After four and a half hours of deliberation, a jury convicted Kane late Monday of nine criminal charges, including criminal conspiracy and two counts of perjury. Each perjury count, a felony, can carry up to seven years in prison. Montgomery County Judge Wendy Demchick-Alloy ordered Kane to surrender her passport and threatened jail time should she seek retaliation against those who testified against her.

Kane was first charged in 2015 when she was accused of orchestrating a leak of confidential grand jury documents in order to circulate a negative story about her political opponent, former state prosecutor Frank Fina. Kane denied the allegations and refused to step down, saying, “A resignation would be an admission of guilt and I’m not guilty.”

Prosecutors claim Kane blamed Fina after believing him to be the source of a story published by the Philadelphia Inquirer accusing her of shutting down an investigation into corruption within Philadelphia’s Democratic Party. They further claim Kane leaked confidential grand-jury information to the Philadelphia Daily News concerning Fina’s handling of an older corruption case in retaliation.

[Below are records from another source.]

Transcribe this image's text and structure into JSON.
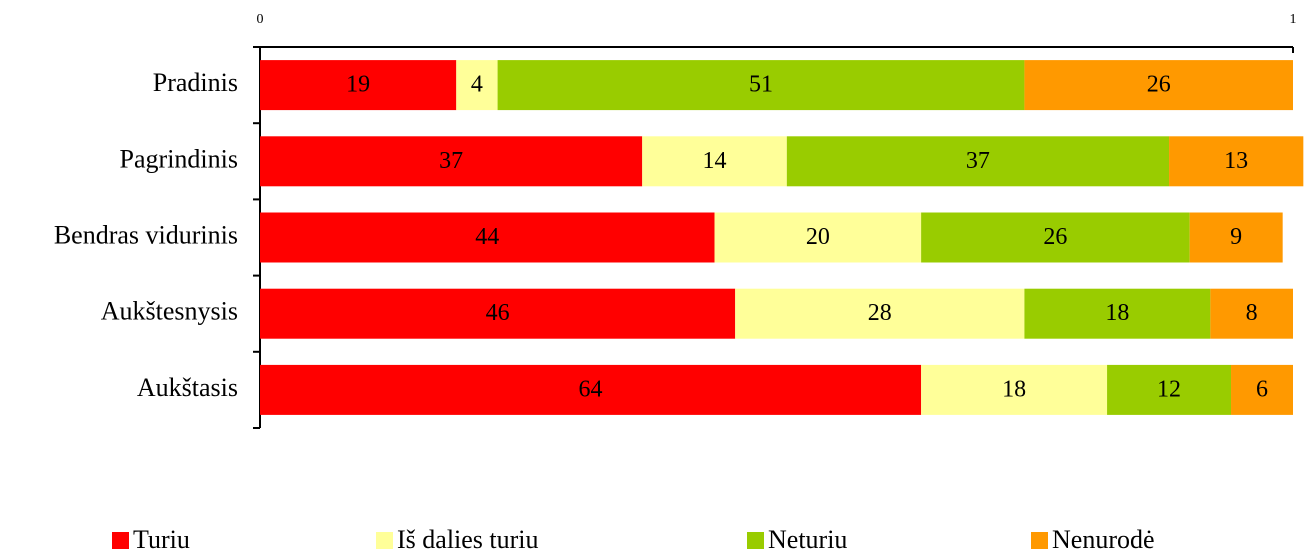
{
  "chart_data": {
    "type": "stacked-bar-horizontal",
    "categories": [
      "Pradinis",
      "Pagrindinis",
      "Bendras vidurinis",
      "Aukštesnysis",
      "Aukštasis"
    ],
    "series": [
      {
        "name": "Turiu",
        "color": "#ff0000",
        "values": [
          0.19,
          0.37,
          0.44,
          0.46,
          0.64
        ],
        "value_labels": [
          "19",
          "37",
          "44",
          "46",
          "64"
        ]
      },
      {
        "name": "Iš dalies turiu",
        "color": "#ffff99",
        "values": [
          0.04,
          0.14,
          0.2,
          0.28,
          0.18
        ],
        "value_labels": [
          "4",
          "14",
          "20",
          "28",
          "18"
        ]
      },
      {
        "name": "Neturiu",
        "color": "#99cc00",
        "values": [
          0.51,
          0.37,
          0.26,
          0.18,
          0.12
        ],
        "value_labels": [
          "51",
          "37",
          "26",
          "18",
          "12"
        ]
      },
      {
        "name": "Nenurodė",
        "color": "#ff9900",
        "values": [
          0.26,
          0.13,
          0.09,
          0.08,
          0.06
        ],
        "value_labels": [
          "26",
          "13",
          "9",
          "8",
          "6"
        ]
      }
    ],
    "xlim": [
      0,
      1
    ],
    "xticks": [
      0,
      1
    ],
    "legend": "bottom"
  }
}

Testifying under the promise of immunity, Josh Morrow, a political consultant to Kane, admitted to lying to the grand jury to protect Kane and playing a role in delivering the leaked information to the Daily News.

Pennsylvania Governor Tom Wolf, who called on Kane to step down after her conviction, praised her decision Tuesday.

What has transpired with Attorney General Kane is unfortunate. Her decision to resign is the right one, and will allow the people of Pennsylvania to finally move on from this situation.

Though Kane’s law license was suspended because of the charges brought against her, Pennsylvania law does not require its officials to resign over misconduct until they are sentenced.

Kane made state history when she was elected attorney general in 2012, becoming the first woman and Democrat elected to the position. Her resignation will go into effect Wednesday.